Dieudonné, la cyberhaine et la quenelle lyonnaise

Dieudonné passe à Lyon dans un désintérêt total, titre Lyon Capitale. Désintérêt du public non pas pour son spectacle, qui affichait complet hier soir dans une salle de 3500 places (l’Amphithéâtre) mais pour ceux qui, en termes aussi inconscients que provocateurs, ont naguère appelé à son boycott : Vigilance 69, par exemple, qui exigea auprès du préfet de Lyon l’annulation du spectacle en ces termes : « Lyon ne doit pas être le lieu de tous les rassemblements fascistes et antisémites ». Ou l’inénarrable monsieur Patrick Kahn (1), porte parole de la Licra Rhône-Alpes, qui ayant tout juste réussi à réunir un millier de personnes devant la préfecture du Rhône mercredi soir, engage toute sa rhétorique contre ce qu’il nomme plaisamment « la cyberhaine », et ne craint pas d’évoquer la peur que Lyon ne devienne une plate forme de l’extrême droite ». Collomb appréciera.

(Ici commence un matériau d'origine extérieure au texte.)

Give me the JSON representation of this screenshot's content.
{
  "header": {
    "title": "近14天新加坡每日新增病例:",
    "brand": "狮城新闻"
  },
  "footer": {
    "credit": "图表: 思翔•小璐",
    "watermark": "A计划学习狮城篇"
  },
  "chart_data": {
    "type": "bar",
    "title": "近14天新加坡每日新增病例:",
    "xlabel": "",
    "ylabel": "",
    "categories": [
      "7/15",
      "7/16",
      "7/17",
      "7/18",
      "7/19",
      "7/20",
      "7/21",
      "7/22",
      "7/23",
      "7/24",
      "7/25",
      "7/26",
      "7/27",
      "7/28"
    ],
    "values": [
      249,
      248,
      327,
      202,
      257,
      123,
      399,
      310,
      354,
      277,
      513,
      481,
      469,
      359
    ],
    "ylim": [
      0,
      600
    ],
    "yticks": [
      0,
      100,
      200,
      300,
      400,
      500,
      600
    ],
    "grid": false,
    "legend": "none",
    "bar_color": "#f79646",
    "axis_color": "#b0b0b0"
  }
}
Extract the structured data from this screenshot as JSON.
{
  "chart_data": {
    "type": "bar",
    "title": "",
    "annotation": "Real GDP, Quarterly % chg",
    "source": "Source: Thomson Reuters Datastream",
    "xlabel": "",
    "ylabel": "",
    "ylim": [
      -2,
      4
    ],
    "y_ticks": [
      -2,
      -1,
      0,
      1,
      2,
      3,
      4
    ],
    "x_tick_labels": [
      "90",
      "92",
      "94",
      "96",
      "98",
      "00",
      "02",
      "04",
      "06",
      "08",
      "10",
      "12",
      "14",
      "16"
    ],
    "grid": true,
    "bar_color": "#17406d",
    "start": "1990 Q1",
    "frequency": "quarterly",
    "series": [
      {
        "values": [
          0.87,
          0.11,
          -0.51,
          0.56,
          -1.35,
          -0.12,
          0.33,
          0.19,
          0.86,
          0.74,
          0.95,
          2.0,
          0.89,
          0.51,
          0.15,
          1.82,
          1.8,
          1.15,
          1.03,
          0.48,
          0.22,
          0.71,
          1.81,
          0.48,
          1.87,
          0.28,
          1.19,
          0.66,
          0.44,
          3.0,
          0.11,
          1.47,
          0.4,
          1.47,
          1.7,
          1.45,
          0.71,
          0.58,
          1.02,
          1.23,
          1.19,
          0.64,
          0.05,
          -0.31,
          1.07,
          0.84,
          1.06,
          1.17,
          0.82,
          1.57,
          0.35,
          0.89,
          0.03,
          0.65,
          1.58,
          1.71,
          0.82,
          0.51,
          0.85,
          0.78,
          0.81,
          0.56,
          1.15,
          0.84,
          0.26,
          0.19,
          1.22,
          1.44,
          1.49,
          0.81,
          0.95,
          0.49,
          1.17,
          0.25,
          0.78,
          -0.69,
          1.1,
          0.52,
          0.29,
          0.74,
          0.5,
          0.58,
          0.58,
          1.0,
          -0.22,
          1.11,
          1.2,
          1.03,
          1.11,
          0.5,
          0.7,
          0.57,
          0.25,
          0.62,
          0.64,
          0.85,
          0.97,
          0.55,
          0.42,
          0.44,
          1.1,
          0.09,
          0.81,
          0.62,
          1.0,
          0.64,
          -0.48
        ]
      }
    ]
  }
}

Tous ces amalgames ne sont pas uniquement ridicules, ils sont malfaisants. Car ces associations qui attaquent sans cesse Soral, Dieudonné, voire Zemmour, c'est-à-dire un savoyard,un noir et un juif, feraient bien mieux d’aller écouter de plus près de ce qui se dit dans certaines salles de prières de l’Islam radical. Mais leurs leaders ne semblent pas pressés d’identifier où se trouvent les racines de la nouvelle judéo-phobie qu’ils dénoncent et qui, malgré les chiffons rouges qu’ils agitent jusque dans les ministères, est heureusement loin d’être majoritaire en France.

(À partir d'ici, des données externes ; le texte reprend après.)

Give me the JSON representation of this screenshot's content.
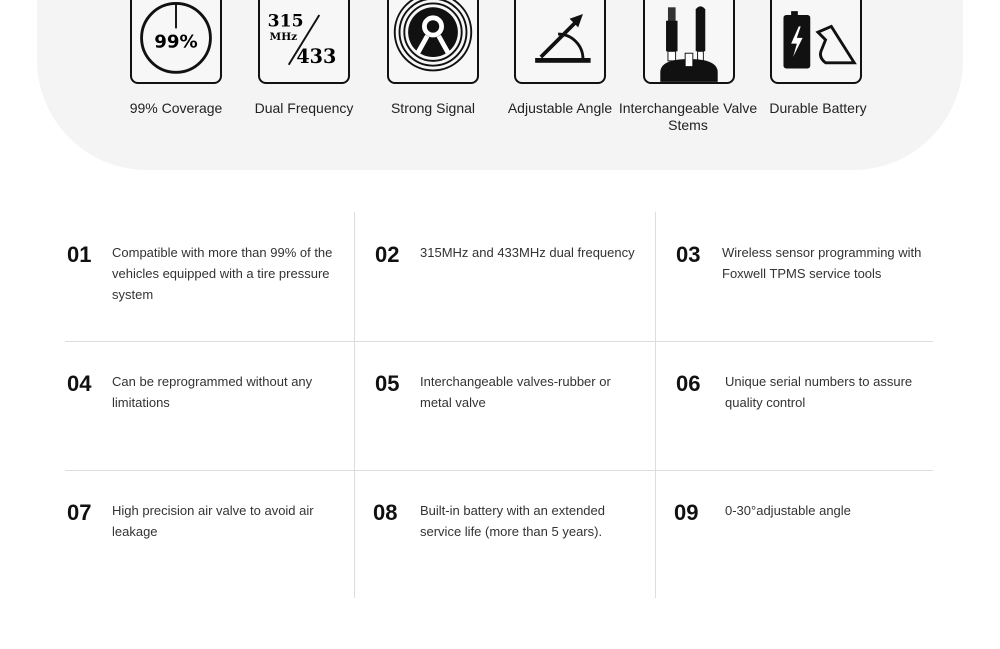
{
  "features": [
    {
      "label": "99% Coverage",
      "icon": "coverage-99-icon",
      "icon_text": "99%"
    },
    {
      "label": "Dual Frequency",
      "icon": "dual-frequency-icon",
      "icon_text": [
        "315",
        "MHz",
        "433"
      ]
    },
    {
      "label": "Strong Signal",
      "icon": "signal-icon"
    },
    {
      "label": "Adjustable Angle",
      "icon": "angle-icon"
    },
    {
      "label": "Interchangeable Valve Stems",
      "icon": "valve-stems-icon"
    },
    {
      "label": "Durable Battery",
      "icon": "battery-icon"
    }
  ],
  "items": [
    {
      "num": "01",
      "text": "Compatible with more than 99% of the vehicles equipped with a tire pressure system"
    },
    {
      "num": "02",
      "text": "315MHz and 433MHz dual frequency"
    },
    {
      "num": "03",
      "text": "Wireless sensor programming with Foxwell TPMS service tools"
    },
    {
      "num": "04",
      "text": "Can be reprogrammed without any limitations"
    },
    {
      "num": "05",
      "text": "Interchangeable valves-rubber or metal valve"
    },
    {
      "num": "06",
      "text": "Unique serial numbers to assure quality control"
    },
    {
      "num": "07",
      "text": "High precision air valve to avoid air leakage"
    },
    {
      "num": "08",
      "text": "Built-in battery with an extended service life (more than 5 years)."
    },
    {
      "num": "09",
      "text": "0-30°adjustable angle"
    }
  ]
}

Parmi ces allégations stupides et de mauvaise foi, la première est d’assimiler le spectacle de l’humoriste franco-camerounais à un meeting. Car la différence entre les deux est facile à repérer : dans un meeting du PS ou de l’UMP, on se fait littéralement chier. Dans des meetings plus partisans, comme ceux de Le Pen ou de Mélenchon, flottent certes  des parfums de lyrisme suranné. La France de Jeanne d’Arc contre celle de Louise Michel pour pousser la caricature. Mais enfin, on  rigole rarement, convenons en. Chez Dieudonné, on rigole. C’est ce qui fait la différence entre un meeting et un spectacle.

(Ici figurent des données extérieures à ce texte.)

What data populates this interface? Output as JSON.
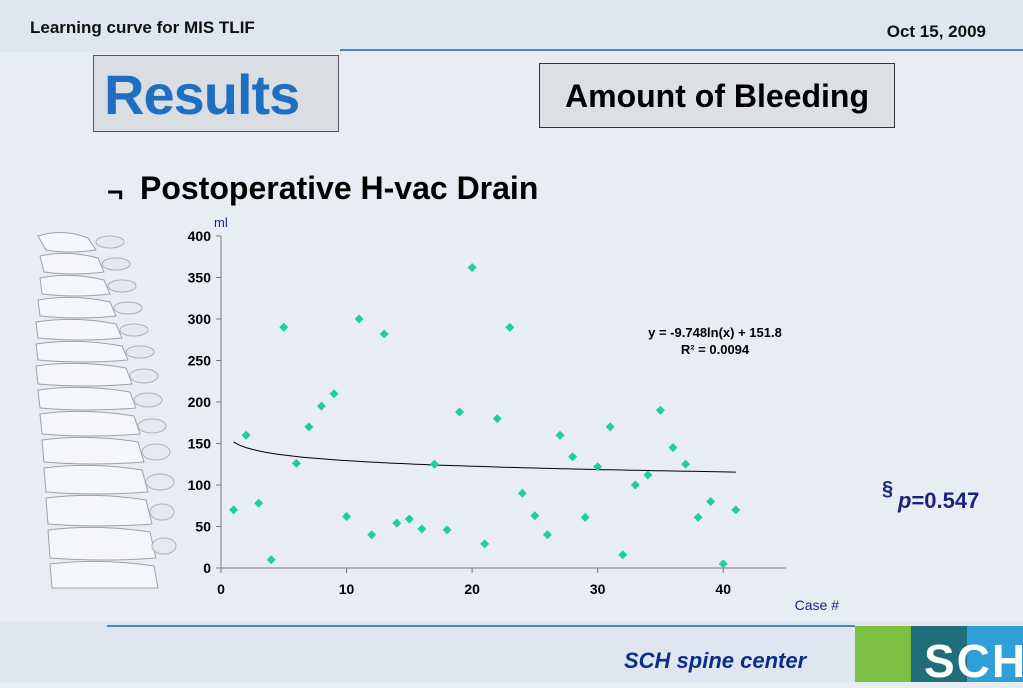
{
  "header": {
    "title": "Learning curve for MIS TLIF",
    "date": "Oct 15, 2009"
  },
  "slide": {
    "results_label": "Results",
    "section_label": "Amount of Bleeding",
    "bullet_symbol": "¬",
    "bullet_text": "Postoperative H-vac Drain",
    "pvalue_symbol": "§",
    "pvalue_p": "p",
    "pvalue_value": "=0.547"
  },
  "footer": {
    "text": "SCH spine center",
    "logo_text": "SCH"
  },
  "colors": {
    "accent": "#1e6fc2",
    "marker": "#1fcf9a",
    "footer_text": "#0d2d8a",
    "rule": "#4a87c7"
  },
  "chart_data": {
    "type": "scatter",
    "title": "",
    "xlabel": "Case #",
    "ylabel": "ml",
    "xlim": [
      0,
      45
    ],
    "ylim": [
      0,
      400
    ],
    "x_ticks": [
      0,
      10,
      20,
      30,
      40
    ],
    "y_ticks": [
      0,
      50,
      100,
      150,
      200,
      250,
      300,
      350,
      400
    ],
    "grid": false,
    "series": [
      {
        "x": [
          1,
          2,
          3,
          4,
          5,
          6,
          7,
          8,
          9,
          10,
          11,
          12,
          13,
          14,
          15,
          16,
          17,
          18,
          19,
          20,
          21,
          22,
          23,
          24,
          25,
          26,
          27,
          28,
          29,
          30,
          31,
          32,
          33,
          34,
          35,
          36,
          37,
          38,
          39,
          40,
          41
        ],
        "y": [
          70,
          160,
          78,
          10,
          290,
          126,
          170,
          195,
          210,
          62,
          300,
          40,
          282,
          54,
          59,
          47,
          125,
          46,
          188,
          362,
          29,
          180,
          290,
          90,
          63,
          40,
          160,
          134,
          61,
          122,
          170,
          16,
          100,
          112,
          190,
          145,
          125,
          61,
          80,
          5,
          70
        ]
      }
    ],
    "trendline": {
      "type": "logarithmic",
      "a": -9.748,
      "b": 151.8,
      "x_range": [
        1,
        41
      ]
    },
    "annotations": [
      "y = -9.748ln(x) + 151.8",
      "R² = 0.0094"
    ]
  }
}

Mais de quoi rigole-t-on au juste ? Sans tout le tapage médiatico-politicien orchestré autour de sa personne, j’avoue que je ne me serais jamais rendu dans un de ces concerts, n’ayant suivi que de fort loin ses démêlés avec le CRIF depuis son fameux sketch chez Fogiel. Mais, vu la grande confiance que j’accorde aux divers porte paroles de l’establishment, je préfère constater par moi-même, plutôt que d’avaler des fadaises à la cuillère, comme si on nous faisait vivre dans une  incessante campagne électorale.  

J’ai passé une bonne soirée, au sein d’un public qui reflète bien cette France à plusieurs vitesses de 2014, dans laquelle faire rire de la ligne officielle est devenu une gageure. Car, faut-il le rappeler, un bon comique est quelqu’un qui fait rire non pas de l’autre, mais de soi-même. Or comment faire rire cette France aseptisée d’elle-même ? Cette France écartelée entre les discours, dont ses dirigeants se gargarisent, sur la sacralité d’un prétendu universalisme républicain, les guerres dans le monde qu’ils mènent au côté de l’Otan, et les politiques communautaristes à visée électoraliste qu’ils conduisent en sous main ? Cette France qu’on déclare en haut lieu frileuse, anxieuse, honteuse, populiste (ce que l’adjectif haineux partout répandu prétend reprendre en un seul mot) ? Comment la faire rire, sinon, comme la tradition la plus moliéresque le veut, en riant de ses peurs, de ses phobies, de ses mœurs ?  Dieudonné énerve en haut lieu, il ne ferait  « plus rire personne » ont affirmé BHL et Manuel Valls. C’est que son humour brise un à un tous les poncifs de l’idéologie sociétale dominante,  dans laquelle son public a été élevé, et dont il semble qu’il soit plus que las.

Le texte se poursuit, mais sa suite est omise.